The fires also put to rest the Bambi myth—that wildlife flees in panic from approaching flames. At the same 1993 conference, grizzly bear researcher Steve French said, “We didn't see a lot of stress on animals. Bison right in front of the fire line only moved out of the way very casually,” he said.

A survey French conducted of large animal deaths found more than 390 documented deaths from fire, nearly all from smoke inhalation. Of those, 333 were elk, 32 mule deer, 12 moose, nine bison and six black bears. There were no antelope, mountain lion, grizzly bear or bighorn sheep carcasses.
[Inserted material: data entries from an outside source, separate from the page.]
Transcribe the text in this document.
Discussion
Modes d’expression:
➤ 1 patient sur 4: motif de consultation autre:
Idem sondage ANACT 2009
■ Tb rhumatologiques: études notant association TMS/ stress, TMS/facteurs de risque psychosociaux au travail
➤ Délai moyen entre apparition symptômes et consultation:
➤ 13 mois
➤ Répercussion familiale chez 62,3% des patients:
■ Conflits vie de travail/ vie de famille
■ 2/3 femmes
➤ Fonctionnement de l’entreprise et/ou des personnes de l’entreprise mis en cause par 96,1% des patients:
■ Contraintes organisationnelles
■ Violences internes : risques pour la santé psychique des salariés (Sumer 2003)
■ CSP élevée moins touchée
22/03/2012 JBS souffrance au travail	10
With rare exceptions, animals saw the flames coming and simply stepped aside.

University of Wisconsin-Stevens Point professor Mark Boyce said in a talk at the conference that if he were superintendent of Yellowstone, "I would maintain fire every chance I had. I would do my best to eradicate this species”—at this, he showed a slide of Smokey Bear, the patron saint of fire suppression advertisements—“from the park."

Research findings on the ecological impacts of the Yellowstone fires indicate there were very few cases—one-tenth of one percent of the burned area—where high fire temperatures burned deep roots. The impact on park wildlife was minimal. Despite early concerns, white bark pine and aspen came back.

The Yellowstone fires were a watershed in the public understanding of fire’s impact on ecosystems. Wild-land fires have become more easily tolerated except in cases where fires threaten people’s houses and structures--an increasing problem as more people move into the “urban-wild-land interface.” But climate studies indicate that large fires will probably become more frequent around the world. In the Rocky Mountain West, there has already been an increase in the frequency and severity of wild-land fires over the last 25 years, according to a 2008 U.S. Department of the Interior report. A sophisticated, context-sensitive understanding of fire is critical for both safety and ecological reasons. The lessons from Yellowstone in 1988 should inform decisions about this coming whirlwind.